Естественно, уснуть у меня не получалось. Та волна переживаний, которую породил необычный сон была словно уколом адреналина. Глаза на выкате, сердце колотиться и эта нестерпимая боль в голове. Попробовала выпить несколько таблеток — итог нулевой. Ни сна, ни отсутствия боли, ничего.
Всю ночь провела как на иголках. Постель неудобная, одеяло колючее, тело горело так, что даже холодный воздух кондиционера не мог сгладить ужасов моего состояния. Снова заснуть смогла лишь успокоившись, под утро. Да и то был не сон, а, как мне кажется, потеря сознания от переизбытка эмоций, мозг просто не выдержал и отправился на принудительную перезагрузку.
Проспала всего пару часов, встала из кровати совершенно разбитой, будто и не ложилась вовсе. Первым делом полезла в душ смыть с себя всю прошедшую ночь. Особенно хотелось смыть с себя частички сна. Особенно этого грязного, тяжёлого воздуха. Мне все время казалось, что он впитался в меня, запачкав даже изнутри. После душа стало реально легче, по крайней мере физически. Морально же я была просто истощена. Нет, это не истощение — это полное опустошение.
Очень хотелось пить. Поставила чайник и уставилась в окно. Мир за ним сегодня казался излишне ярким, не естественным, чужим, словно все должно быть другим, ещё этот сон… Он никак не выходил из головы, оставляя желание снова туда вернуться и снова увидеть его, поддержать.
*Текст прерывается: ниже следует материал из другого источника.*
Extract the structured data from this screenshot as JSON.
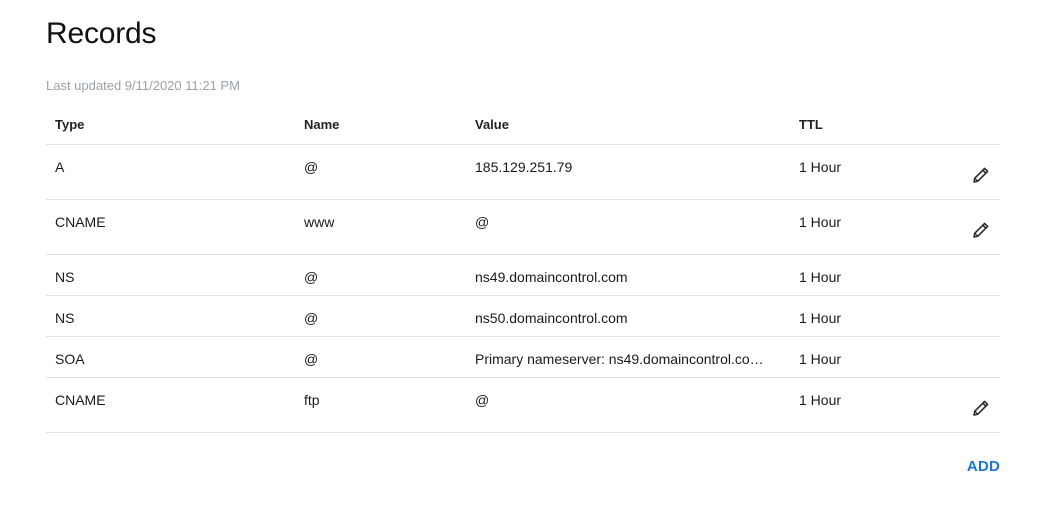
{
  "page": {
    "title": "Records",
    "last_updated": "Last updated 9/11/2020 11:21 PM"
  },
  "table": {
    "headers": {
      "type": "Type",
      "name": "Name",
      "value": "Value",
      "ttl": "TTL"
    },
    "rows": [
      {
        "type": "A",
        "name": "@",
        "value": "185.129.251.79",
        "ttl": "1 Hour",
        "editable": true
      },
      {
        "type": "CNAME",
        "name": "www",
        "value": "@",
        "ttl": "1 Hour",
        "editable": true
      },
      {
        "type": "NS",
        "name": "@",
        "value": "ns49.domaincontrol.com",
        "ttl": "1 Hour",
        "editable": false
      },
      {
        "type": "NS",
        "name": "@",
        "value": "ns50.domaincontrol.com",
        "ttl": "1 Hour",
        "editable": false
      },
      {
        "type": "SOA",
        "name": "@",
        "value": "Primary nameserver: ns49.domaincontrol.co…",
        "ttl": "1 Hour",
        "editable": false
      },
      {
        "type": "CNAME",
        "name": "ftp",
        "value": "@",
        "ttl": "1 Hour",
        "editable": true
      }
    ]
  },
  "actions": {
    "add_label": "ADD",
    "edit_icon": "pencil-icon"
  },
  "colors": {
    "accent": "#1976d2",
    "muted_text": "#9aa3a9",
    "divider": "#e2e2e2"
  }
}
Ему ведь наверняка сейчас плохо, мне кажется, что я даже чувствую это…
В какой-то момент я почувствовала на своих плечах чьи-то теплые руки. Тело радостно встрепенулось и почему-то ожило в ожидании поцелуя, но это был не Максим, а мама… Ну да, откуда ему здесь взяться?
— Доброе утро, доченька, — нежно прошептала она. — Ранком ты сегодня. Обычно и к обеду не добудишься тебя, а тут…
— Просто очень душно, мам, — перебила я. — Прям аж задыхаюсь. Какое-то тяжёлое утро.
— Плохой сон?
Я промолчала. Рассказывать об этом мне сейчас не хотелось.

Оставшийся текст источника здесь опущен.